Genetics, Vol. 174, 1565-1572, November 2006, Copyright © 2006
doi:10.1534/genetics.106.062208
High-Resolution Quantitative Trait Locus Analysis Reveals Multiple Diabetes Susceptibility Loci Mapped to Intervals <800 kb in the Species-Conserved Niddm1i of the GK Rat
Charlotte Granhall*,
Hee-Bok Park*,
Hossein Fakhrai-Rad
,
and
Holger Luthman*,,1
* Lund University, Department of Clinical Sciences, SE-205 02 Malmö, Sweden, ParAllele BioScience, South San Francisco, California 94080 and Karolinska Institutet, Department of Molecular Medicine, SE-171 76 Stockholm, Sweden
1 Corresponding author: Department of Clinical Sciences, Lund University, CRC, Bldg. 91, Floor 11, SE-205 02 Malmö, Sweden.

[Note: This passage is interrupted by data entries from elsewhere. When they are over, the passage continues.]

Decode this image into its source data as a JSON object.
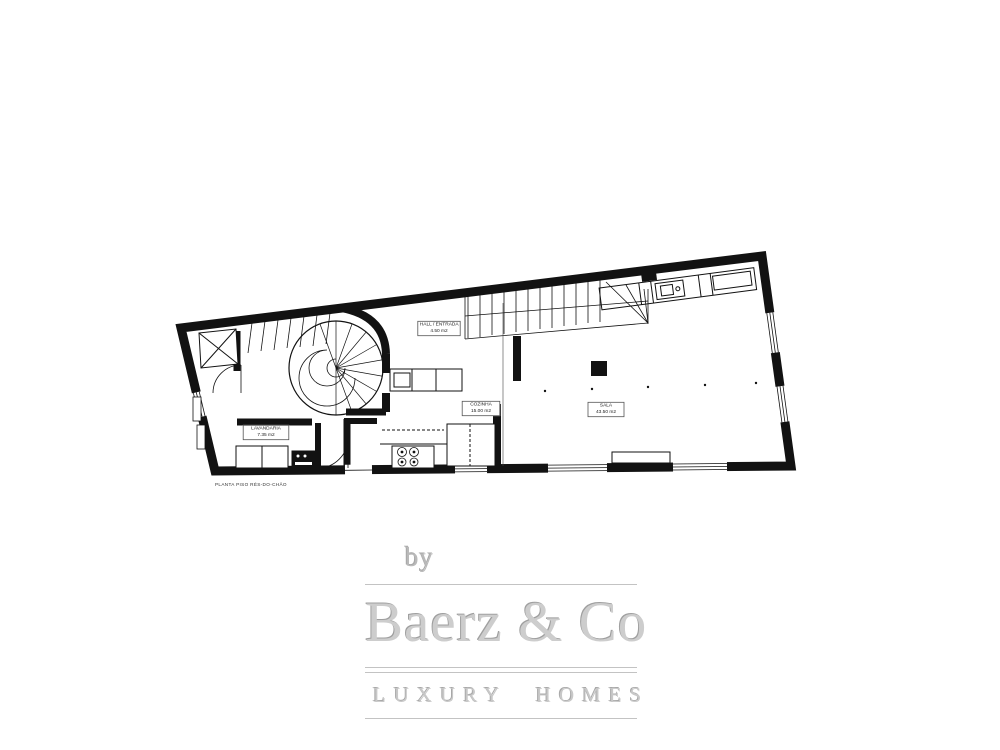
{
  "floor_plan": {
    "caption": "PLANTA PISO RÉS-DO-CHÃO",
    "rooms": {
      "hall": {
        "name": "HALL / ENTRADA",
        "area": "4.50 m2"
      },
      "cozinha": {
        "name": "COZINHA",
        "area": "15.00 m2"
      },
      "sala": {
        "name": "SALA",
        "area": "43.50 m2"
      },
      "lavandaria": {
        "name": "LAVANDARIA",
        "area": "7.35 m2"
      }
    }
  },
  "logo": {
    "by": "by",
    "brand": "Baerz & Co",
    "tagline": "LUXURY HOMES"
  },
  "colors": {
    "ink": "#121212",
    "logo_gray": "#c8c8c8",
    "background": "#ffffff"
  }
}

E-mail: holger.luthman{at}med.lu.se
Niddm1i, a 16-Mb locus within the major diabetes QTL in the diabetic GK rat, causes impaired glucose tolerance in the congenic NIDDM1I strain. Niddm1i is homologous to both human and mouse regions linked with type 2 diabetes susceptibility. We employed multiple QTL analyses of congenic F2 progeny selected for one recombination event within Niddm1i combined with characterization of subcongenic strains. Fine mapping located one hyperglycemia locus within 700 kb (Niddm1i4, P = 5 x 10–6). Two adjacent loci were also detected, and the GK allele at Niddm1i2 (500 kb) showed a glucose-raising effect, whereas it had a glucose-lowering effect at Niddm1i3 (400 kb). Most proximally, Niddm1i1 (800 kb) affecting body weight was identified. Experimental data from subcongenics supported the four loci. Sorcs1, one of the two known diabetes susceptibility genes in the region, resides within Niddm1i3, while Tcf7l2 maps outside all four loci. Multiple-marker QTL analysis incorporating the effect of cosegregating QTL as cofactors together with genetically selected progeny can remarkably enhance resolution of QTL. The data demonstrate that the species-conserved Niddm1i is a composite of at least four QTL affecting type 2 diabetes susceptibility and that two adjacent QTL (Niddm1i2GK and Niddm1i3GK) act in opposite directions.